JPMorgan has a $5,000 Q4 2026 price target, and a Reuters poll of 39 analysts produced a consensus of $4,275. On the bear side, Yardeni Research revised its target to $5,000 and Citi outlined a mid-$3,000s scenario, reflecting unusually wide forecast dispersion.
Are central banks still buying gold?
Yes. A World Gold Council survey cited in the episode found that 95% of reserve managers expect global official gold reserves to rise, and 43% plan to increase their own holdings, suggesting continued institutional demand at the sovereign level.
Does a 17% pullback in gold mean the bull case is broken?
Not according to the episode.
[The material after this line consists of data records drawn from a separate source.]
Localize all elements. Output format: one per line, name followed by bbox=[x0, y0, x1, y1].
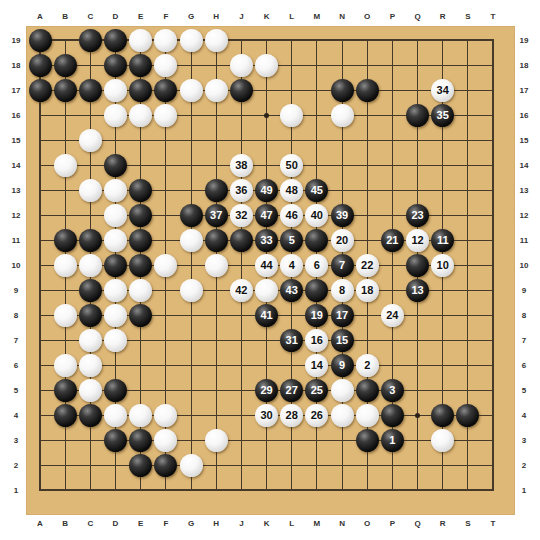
stone-white-L12-move-46[interactable]: 46 bbox=[280, 204, 303, 227]
move-number-label: 32 bbox=[235, 210, 247, 221]
stone-white-C5[interactable] bbox=[79, 379, 102, 402]
move-number-label: 24 bbox=[386, 310, 398, 321]
col-label-bottom-L: L bbox=[289, 519, 294, 528]
col-label-top-A: A bbox=[37, 12, 43, 21]
col-label-bottom-H: H bbox=[213, 519, 219, 528]
stone-white-G2[interactable] bbox=[180, 454, 203, 477]
col-label-bottom-Q: Q bbox=[414, 519, 420, 528]
row-label-left-4: 4 bbox=[14, 411, 18, 420]
stone-white-F18[interactable] bbox=[154, 54, 177, 77]
move-number-label: 40 bbox=[311, 210, 323, 221]
move-number-label: 12 bbox=[411, 235, 423, 246]
stone-black-O17[interactable] bbox=[356, 79, 379, 102]
stone-black-D3[interactable] bbox=[104, 429, 127, 452]
stone-black-Q16[interactable] bbox=[406, 104, 429, 127]
col-label-bottom-B: B bbox=[62, 519, 68, 528]
col-label-bottom-M: M bbox=[314, 519, 321, 528]
stone-white-D17[interactable] bbox=[104, 79, 127, 102]
stone-black-E8[interactable] bbox=[129, 304, 152, 327]
stone-black-E13[interactable] bbox=[129, 179, 152, 202]
row-label-right-4: 4 bbox=[522, 411, 526, 420]
stone-black-N12-move-39[interactable]: 39 bbox=[331, 204, 354, 227]
stone-black-J11[interactable] bbox=[230, 229, 253, 252]
stone-black-B4[interactable] bbox=[54, 404, 77, 427]
stone-white-E9[interactable] bbox=[129, 279, 152, 302]
stone-black-B5[interactable] bbox=[54, 379, 77, 402]
row-label-left-6: 6 bbox=[14, 361, 18, 370]
col-label-bottom-N: N bbox=[339, 519, 345, 528]
stone-black-H13[interactable] bbox=[205, 179, 228, 202]
move-number-label: 11 bbox=[437, 235, 449, 246]
row-label-right-14: 14 bbox=[520, 161, 529, 170]
stone-white-L16[interactable] bbox=[280, 104, 303, 127]
row-label-right-11: 11 bbox=[520, 236, 528, 245]
stone-black-K5-move-29[interactable]: 29 bbox=[255, 379, 278, 402]
stone-white-L4-move-28[interactable]: 28 bbox=[280, 404, 303, 427]
move-number-label: 49 bbox=[260, 185, 272, 196]
col-label-top-M: M bbox=[314, 12, 321, 21]
stone-white-D7[interactable] bbox=[104, 329, 127, 352]
stone-black-D19[interactable] bbox=[104, 29, 127, 52]
stone-black-D5[interactable] bbox=[104, 379, 127, 402]
move-number-label: 47 bbox=[260, 210, 272, 221]
move-number-label: 9 bbox=[339, 360, 345, 371]
stone-black-F17[interactable] bbox=[154, 79, 177, 102]
row-label-left-2: 2 bbox=[14, 461, 18, 470]
col-label-top-P: P bbox=[390, 12, 395, 21]
stone-white-F4[interactable] bbox=[154, 404, 177, 427]
row-label-left-17: 17 bbox=[12, 86, 21, 95]
stone-white-J13-move-36[interactable]: 36 bbox=[230, 179, 253, 202]
move-number-label: 20 bbox=[336, 235, 348, 246]
stone-white-F10[interactable] bbox=[154, 254, 177, 277]
move-number-label: 6 bbox=[314, 260, 320, 271]
stone-white-D13[interactable] bbox=[104, 179, 127, 202]
stone-white-M10-move-6[interactable]: 6 bbox=[305, 254, 328, 277]
col-label-top-F: F bbox=[163, 12, 168, 21]
stone-white-D8[interactable] bbox=[104, 304, 127, 327]
row-label-right-12: 12 bbox=[520, 211, 529, 220]
stone-white-M12-move-40[interactable]: 40 bbox=[305, 204, 328, 227]
col-label-bottom-C: C bbox=[87, 519, 93, 528]
stone-black-E3[interactable] bbox=[129, 429, 152, 452]
move-number-label: 27 bbox=[286, 385, 298, 396]
row-label-right-16: 16 bbox=[520, 111, 529, 120]
move-number-label: 33 bbox=[260, 235, 272, 246]
stone-black-H11[interactable] bbox=[205, 229, 228, 252]
stone-black-E2[interactable] bbox=[129, 454, 152, 477]
stone-black-E18[interactable] bbox=[129, 54, 152, 77]
stone-black-F2[interactable] bbox=[154, 454, 177, 477]
col-label-bottom-R: R bbox=[440, 519, 446, 528]
stone-black-P11-move-21[interactable]: 21 bbox=[381, 229, 404, 252]
move-number-label: 41 bbox=[260, 310, 272, 321]
stone-white-H17[interactable] bbox=[205, 79, 228, 102]
stone-black-C17[interactable] bbox=[79, 79, 102, 102]
stone-white-E16[interactable] bbox=[129, 104, 152, 127]
stone-white-G11[interactable] bbox=[180, 229, 203, 252]
move-number-label: 23 bbox=[411, 210, 423, 221]
row-label-right-5: 5 bbox=[522, 386, 526, 395]
stone-white-L14-move-50[interactable]: 50 bbox=[280, 154, 303, 177]
stone-white-C15[interactable] bbox=[79, 129, 102, 152]
stone-white-C6[interactable] bbox=[79, 354, 102, 377]
stone-black-L5-move-27[interactable]: 27 bbox=[280, 379, 303, 402]
stone-white-D11[interactable] bbox=[104, 229, 127, 252]
row-label-left-12: 12 bbox=[12, 211, 21, 220]
stone-white-K10-move-44[interactable]: 44 bbox=[255, 254, 278, 277]
stone-white-L10-move-4[interactable]: 4 bbox=[280, 254, 303, 277]
move-number-label: 4 bbox=[289, 260, 295, 271]
move-number-label: 5 bbox=[289, 235, 295, 246]
stone-black-K12-move-47[interactable]: 47 bbox=[255, 204, 278, 227]
stone-white-B10[interactable] bbox=[54, 254, 77, 277]
move-number-label: 46 bbox=[286, 210, 298, 221]
col-label-bottom-J: J bbox=[239, 519, 243, 528]
stone-black-B18[interactable] bbox=[54, 54, 77, 77]
row-label-right-6: 6 bbox=[522, 361, 526, 370]
grid-line-horizontal-2 bbox=[39, 465, 494, 466]
stone-white-D9[interactable] bbox=[104, 279, 127, 302]
col-label-top-J: J bbox=[239, 12, 243, 21]
move-number-label: 38 bbox=[235, 160, 247, 171]
col-label-top-D: D bbox=[113, 12, 119, 21]
stone-black-R11-move-11[interactable]: 11 bbox=[431, 229, 454, 252]
stone-black-N8-move-17[interactable]: 17 bbox=[331, 304, 354, 327]
stone-black-P4[interactable] bbox=[381, 404, 404, 427]
move-number-label: 14 bbox=[311, 360, 323, 371]
move-number-label: 29 bbox=[260, 385, 272, 396]
stone-white-N11-move-20[interactable]: 20 bbox=[331, 229, 354, 252]
stone-black-N6-move-9[interactable]: 9 bbox=[331, 354, 354, 377]
stone-white-O4[interactable] bbox=[356, 404, 379, 427]
move-number-label: 50 bbox=[286, 160, 298, 171]
stone-black-G12[interactable] bbox=[180, 204, 203, 227]
stone-white-R10-move-10[interactable]: 10 bbox=[431, 254, 454, 277]
stone-white-K4-move-30[interactable]: 30 bbox=[255, 404, 278, 427]
stone-white-C13[interactable] bbox=[79, 179, 102, 202]
stone-black-O5[interactable] bbox=[356, 379, 379, 402]
stone-black-P3-move-1[interactable]: 1 bbox=[381, 429, 404, 452]
move-number-label: 1 bbox=[389, 435, 395, 446]
row-label-right-8: 8 bbox=[522, 311, 526, 320]
stone-black-N10-move-7[interactable]: 7 bbox=[331, 254, 354, 277]
move-number-label: 37 bbox=[210, 210, 222, 221]
col-label-bottom-K: K bbox=[264, 519, 270, 528]
col-label-bottom-O: O bbox=[364, 519, 370, 528]
stone-black-Q10[interactable] bbox=[406, 254, 429, 277]
stone-white-C7[interactable] bbox=[79, 329, 102, 352]
stone-white-N9-move-8[interactable]: 8 bbox=[331, 279, 354, 302]
row-label-left-19: 19 bbox=[12, 36, 21, 45]
stone-black-N17[interactable] bbox=[331, 79, 354, 102]
move-number-label: 18 bbox=[361, 285, 373, 296]
stone-black-N7-move-15[interactable]: 15 bbox=[331, 329, 354, 352]
move-number-label: 31 bbox=[286, 335, 298, 346]
grid-line-horizontal-6 bbox=[39, 365, 494, 366]
row-label-right-1: 1 bbox=[522, 486, 526, 495]
row-label-left-9: 9 bbox=[14, 286, 18, 295]
stone-white-C10[interactable] bbox=[79, 254, 102, 277]
move-number-label: 25 bbox=[311, 385, 323, 396]
move-number-label: 21 bbox=[386, 235, 398, 246]
stone-black-C11[interactable] bbox=[79, 229, 102, 252]
stone-white-J18[interactable] bbox=[230, 54, 253, 77]
stone-black-E17[interactable] bbox=[129, 79, 152, 102]
col-label-top-Q: Q bbox=[414, 12, 420, 21]
stone-white-G19[interactable] bbox=[180, 29, 203, 52]
row-label-right-15: 15 bbox=[520, 136, 529, 145]
stone-black-K8-move-41[interactable]: 41 bbox=[255, 304, 278, 327]
star-point-Q4 bbox=[415, 413, 420, 418]
stone-white-H19[interactable] bbox=[205, 29, 228, 52]
col-label-bottom-S: S bbox=[465, 519, 470, 528]
move-number-label: 15 bbox=[336, 335, 348, 346]
stone-black-M11[interactable] bbox=[305, 229, 328, 252]
col-label-top-E: E bbox=[138, 12, 143, 21]
stone-black-B11[interactable] bbox=[54, 229, 77, 252]
row-label-left-3: 3 bbox=[14, 436, 18, 445]
stone-black-L9-move-43[interactable]: 43 bbox=[280, 279, 303, 302]
stone-black-A19[interactable] bbox=[29, 29, 52, 52]
row-label-right-18: 18 bbox=[520, 61, 529, 70]
stone-white-J14-move-38[interactable]: 38 bbox=[230, 154, 253, 177]
stone-white-F3[interactable] bbox=[154, 429, 177, 452]
stone-black-R16-move-35[interactable]: 35 bbox=[431, 104, 454, 127]
row-label-left-16: 16 bbox=[12, 111, 21, 120]
stone-white-K18[interactable] bbox=[255, 54, 278, 77]
move-number-label: 13 bbox=[411, 285, 423, 296]
move-number-label: 36 bbox=[235, 185, 247, 196]
move-number-label: 8 bbox=[339, 285, 345, 296]
stone-black-Q9-move-13[interactable]: 13 bbox=[406, 279, 429, 302]
stone-white-M4-move-26[interactable]: 26 bbox=[305, 404, 328, 427]
go-diagram-stage: AABBCCDDEEFFGGHHJJKKLLMMNNOOPPQQRRSSTT19… bbox=[0, 0, 540, 540]
col-label-top-S: S bbox=[465, 12, 470, 21]
stone-white-B8[interactable] bbox=[54, 304, 77, 327]
move-number-label: 39 bbox=[336, 210, 348, 221]
stone-black-A18[interactable] bbox=[29, 54, 52, 77]
move-number-label: 42 bbox=[235, 285, 247, 296]
move-number-label: 26 bbox=[311, 410, 323, 421]
stone-black-H12-move-37[interactable]: 37 bbox=[205, 204, 228, 227]
stone-black-L7-move-31[interactable]: 31 bbox=[280, 329, 303, 352]
col-label-bottom-T: T bbox=[491, 519, 496, 528]
move-number-label: 45 bbox=[311, 185, 323, 196]
row-label-left-13: 13 bbox=[12, 186, 21, 195]
stone-white-B14[interactable] bbox=[54, 154, 77, 177]
row-label-right-10: 10 bbox=[520, 261, 529, 270]
row-label-left-11: 11 bbox=[12, 236, 20, 245]
col-label-top-G: G bbox=[188, 12, 194, 21]
stone-black-E12[interactable] bbox=[129, 204, 152, 227]
stone-white-F19[interactable] bbox=[154, 29, 177, 52]
stone-white-R3[interactable] bbox=[431, 429, 454, 452]
stone-black-M13-move-45[interactable]: 45 bbox=[305, 179, 328, 202]
stone-white-M6-move-14[interactable]: 14 bbox=[305, 354, 328, 377]
stone-black-D18[interactable] bbox=[104, 54, 127, 77]
col-label-top-K: K bbox=[264, 12, 270, 21]
stone-white-G9[interactable] bbox=[180, 279, 203, 302]
col-label-bottom-A: A bbox=[37, 519, 43, 528]
stone-black-M5-move-25[interactable]: 25 bbox=[305, 379, 328, 402]
stone-black-J17[interactable] bbox=[230, 79, 253, 102]
stone-white-O10-move-22[interactable]: 22 bbox=[356, 254, 379, 277]
stone-black-C8[interactable] bbox=[79, 304, 102, 327]
row-label-right-13: 13 bbox=[520, 186, 529, 195]
grid-line-horizontal-1 bbox=[39, 489, 494, 491]
stone-black-M8-move-19[interactable]: 19 bbox=[305, 304, 328, 327]
stone-black-K13-move-49[interactable]: 49 bbox=[255, 179, 278, 202]
stone-white-J9-move-42[interactable]: 42 bbox=[230, 279, 253, 302]
stone-white-E19[interactable] bbox=[129, 29, 152, 52]
stone-black-C19[interactable] bbox=[79, 29, 102, 52]
col-label-top-H: H bbox=[213, 12, 219, 21]
stone-white-M7-move-16[interactable]: 16 bbox=[305, 329, 328, 352]
row-label-left-5: 5 bbox=[14, 386, 18, 395]
stone-black-S4[interactable] bbox=[456, 404, 479, 427]
stone-white-N4[interactable] bbox=[331, 404, 354, 427]
move-number-label: 7 bbox=[339, 260, 345, 271]
stone-black-D10[interactable] bbox=[104, 254, 127, 277]
col-label-top-L: L bbox=[289, 12, 294, 21]
col-label-top-O: O bbox=[364, 12, 370, 21]
stone-white-D16[interactable] bbox=[104, 104, 127, 127]
stone-white-L13-move-48[interactable]: 48 bbox=[280, 179, 303, 202]
move-number-label: 16 bbox=[311, 335, 323, 346]
star-point-K16 bbox=[264, 113, 269, 118]
stone-white-N5[interactable] bbox=[331, 379, 354, 402]
move-number-label: 48 bbox=[286, 185, 298, 196]
move-number-label: 30 bbox=[260, 410, 272, 421]
stone-white-R17-move-34[interactable]: 34 bbox=[431, 79, 454, 102]
stone-black-P5-move-3[interactable]: 3 bbox=[381, 379, 404, 402]
col-label-top-N: N bbox=[339, 12, 345, 21]
grid-line-vertical-T bbox=[492, 39, 494, 491]
stone-black-K11-move-33[interactable]: 33 bbox=[255, 229, 278, 252]
stone-black-A17[interactable] bbox=[29, 79, 52, 102]
stone-white-D4[interactable] bbox=[104, 404, 127, 427]
row-label-right-19: 19 bbox=[520, 36, 529, 45]
stone-black-L11-move-5[interactable]: 5 bbox=[280, 229, 303, 252]
move-number-label: 10 bbox=[437, 260, 449, 271]
row-label-right-17: 17 bbox=[520, 86, 529, 95]
stone-white-Q11-move-12[interactable]: 12 bbox=[406, 229, 429, 252]
stone-white-K9[interactable] bbox=[255, 279, 278, 302]
stone-white-N16[interactable] bbox=[331, 104, 354, 127]
move-number-label: 34 bbox=[437, 85, 449, 96]
stone-black-E11[interactable] bbox=[129, 229, 152, 252]
stone-black-C4[interactable] bbox=[79, 404, 102, 427]
stone-black-R4[interactable] bbox=[431, 404, 454, 427]
col-label-bottom-E: E bbox=[138, 519, 143, 528]
move-number-label: 28 bbox=[286, 410, 298, 421]
row-label-left-1: 1 bbox=[14, 486, 18, 495]
row-label-left-10: 10 bbox=[12, 261, 21, 270]
row-label-right-7: 7 bbox=[522, 336, 526, 345]
stone-white-H3[interactable] bbox=[205, 429, 228, 452]
stone-white-J12-move-32[interactable]: 32 bbox=[230, 204, 253, 227]
row-label-left-18: 18 bbox=[12, 61, 21, 70]
stone-white-O9-move-18[interactable]: 18 bbox=[356, 279, 379, 302]
stone-black-E10[interactable] bbox=[129, 254, 152, 277]
col-label-bottom-F: F bbox=[163, 519, 168, 528]
col-label-top-B: B bbox=[62, 12, 68, 21]
col-label-top-T: T bbox=[491, 12, 496, 21]
row-label-right-3: 3 bbox=[522, 436, 526, 445]
stone-white-F16[interactable] bbox=[154, 104, 177, 127]
stone-white-O6-move-2[interactable]: 2 bbox=[356, 354, 379, 377]
move-number-label: 44 bbox=[260, 260, 272, 271]
move-number-label: 35 bbox=[437, 110, 449, 121]
stone-white-E4[interactable] bbox=[129, 404, 152, 427]
stone-black-Q12-move-23[interactable]: 23 bbox=[406, 204, 429, 227]
stone-white-B6[interactable] bbox=[54, 354, 77, 377]
row-label-left-14: 14 bbox=[12, 161, 21, 170]
move-number-label: 19 bbox=[311, 310, 323, 321]
row-label-left-15: 15 bbox=[12, 136, 21, 145]
move-number-label: 22 bbox=[361, 260, 373, 271]
col-label-bottom-D: D bbox=[113, 519, 119, 528]
row-label-left-8: 8 bbox=[14, 311, 18, 320]
stone-black-B17[interactable] bbox=[54, 79, 77, 102]
col-label-bottom-P: P bbox=[390, 519, 395, 528]
move-number-label: 17 bbox=[336, 310, 348, 321]
move-number-label: 2 bbox=[364, 360, 370, 371]
row-label-right-9: 9 bbox=[522, 286, 526, 295]
stone-black-D14[interactable] bbox=[104, 154, 127, 177]
stone-black-C9[interactable] bbox=[79, 279, 102, 302]
stone-black-M9[interactable] bbox=[305, 279, 328, 302]
stone-white-H10[interactable] bbox=[205, 254, 228, 277]
col-label-top-C: C bbox=[87, 12, 93, 21]
move-number-label: 3 bbox=[389, 385, 395, 396]
move-number-label: 43 bbox=[286, 285, 298, 296]
row-label-right-2: 2 bbox=[522, 461, 526, 470]
stone-white-G17[interactable] bbox=[180, 79, 203, 102]
col-label-bottom-G: G bbox=[188, 519, 194, 528]
stone-black-O3[interactable] bbox=[356, 429, 379, 452]
stone-white-P8-move-24[interactable]: 24 bbox=[381, 304, 404, 327]
col-label-top-R: R bbox=[440, 12, 446, 21]
stone-white-D12[interactable] bbox=[104, 204, 127, 227]
row-label-left-7: 7 bbox=[14, 336, 18, 345]
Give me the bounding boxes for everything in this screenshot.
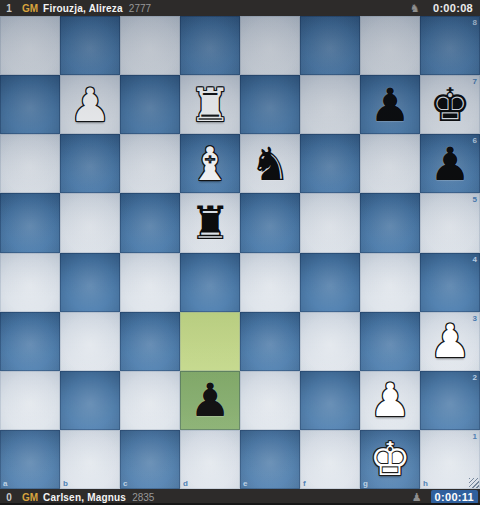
square-c7[interactable]	[120, 75, 180, 134]
square-a3[interactable]	[0, 312, 60, 371]
square-b6[interactable]	[60, 134, 120, 193]
square-d2[interactable]: ♟	[180, 371, 240, 430]
square-a7[interactable]	[0, 75, 60, 134]
square-d8[interactable]	[180, 16, 240, 75]
square-e1[interactable]: e	[240, 430, 300, 489]
square-e5[interactable]	[240, 193, 300, 252]
square-b2[interactable]	[60, 371, 120, 430]
square-f3[interactable]	[300, 312, 360, 371]
square-d5[interactable]: ♜	[180, 193, 240, 252]
bottom-player-clock: 0:00:11	[431, 490, 478, 504]
square-f1[interactable]: f	[300, 430, 360, 489]
rank-label-8: 8	[473, 18, 477, 27]
bottom-player-rating: 2835	[132, 492, 154, 503]
top-player-score: 1	[2, 3, 16, 14]
knight-icon: ♞	[410, 3, 420, 14]
chess-board[interactable]: 8♟♜♟♚7♝♞♟6♜54♟3♟♟2abcdef♚g1h	[0, 16, 480, 489]
square-e7[interactable]	[240, 75, 300, 134]
white-bishop-d6[interactable]: ♝	[180, 134, 240, 193]
square-c6[interactable]	[120, 134, 180, 193]
square-b1[interactable]: b	[60, 430, 120, 489]
square-e2[interactable]	[240, 371, 300, 430]
square-e6[interactable]: ♞	[240, 134, 300, 193]
square-f8[interactable]	[300, 16, 360, 75]
resize-grip[interactable]	[469, 478, 479, 488]
black-knight-e6[interactable]: ♞	[240, 134, 300, 193]
square-d1[interactable]: d	[180, 430, 240, 489]
square-f7[interactable]	[300, 75, 360, 134]
square-h2[interactable]: 2	[420, 371, 480, 430]
top-player-title: GM	[22, 3, 38, 14]
square-e8[interactable]	[240, 16, 300, 75]
square-f2[interactable]	[300, 371, 360, 430]
square-h6[interactable]: ♟6	[420, 134, 480, 193]
square-a5[interactable]	[0, 193, 60, 252]
top-player-rating: 2777	[129, 3, 151, 14]
square-c1[interactable]: c	[120, 430, 180, 489]
top-player-clock: 0:00:08	[429, 1, 477, 15]
square-e3[interactable]	[240, 312, 300, 371]
square-g1[interactable]: ♚g	[360, 430, 420, 489]
top-player-name: Firouzja, Alireza	[43, 3, 123, 14]
black-pawn-d2[interactable]: ♟	[180, 371, 240, 430]
square-a4[interactable]	[0, 253, 60, 312]
rank-label-1: 1	[473, 432, 477, 441]
square-a2[interactable]	[0, 371, 60, 430]
square-b8[interactable]	[60, 16, 120, 75]
rank-label-2: 2	[473, 373, 477, 382]
square-a8[interactable]	[0, 16, 60, 75]
square-c2[interactable]	[120, 371, 180, 430]
square-g4[interactable]	[360, 253, 420, 312]
bottom-player-score: 0	[2, 492, 16, 503]
square-h7[interactable]: ♚7	[420, 75, 480, 134]
square-f4[interactable]	[300, 253, 360, 312]
square-f5[interactable]	[300, 193, 360, 252]
square-g3[interactable]	[360, 312, 420, 371]
black-rook-d5[interactable]: ♜	[180, 193, 240, 252]
square-b3[interactable]	[60, 312, 120, 371]
file-label-h: h	[423, 479, 428, 488]
black-king-h7[interactable]: ♚	[420, 75, 480, 134]
square-g5[interactable]	[360, 193, 420, 252]
file-label-e: e	[243, 479, 247, 488]
white-rook-d7[interactable]: ♜	[180, 75, 240, 134]
chess-app-window: 1 GM Firouzja, Alireza 2777 ♞ 0:00:08 8♟…	[0, 0, 480, 505]
square-a6[interactable]	[0, 134, 60, 193]
square-e4[interactable]	[240, 253, 300, 312]
square-g7[interactable]: ♟	[360, 75, 420, 134]
square-c4[interactable]	[120, 253, 180, 312]
square-d6[interactable]: ♝	[180, 134, 240, 193]
square-g2[interactable]: ♟	[360, 371, 420, 430]
rank-label-4: 4	[473, 255, 477, 264]
file-label-d: d	[183, 479, 188, 488]
square-c3[interactable]	[120, 312, 180, 371]
file-label-f: f	[303, 479, 306, 488]
square-d3[interactable]	[180, 312, 240, 371]
square-g8[interactable]	[360, 16, 420, 75]
square-h3[interactable]: ♟3	[420, 312, 480, 371]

Kathrynn argues the key question is whether the structural thesis has changed, not whether the price has moved. She notes gold held key technical support levels through the pullback and that the drop occurred within a year that still showed a 68% annual gain.
How should everyday savers think about gold price drops?
Kathrynn's core takeaway is to separate the price move from the thesis. Rather than reacting to a drop from a recent high, she suggests asking whether the underlying reasons for holding gold have actually changed, and using accurate reference points instead of peak prices to assess the situation.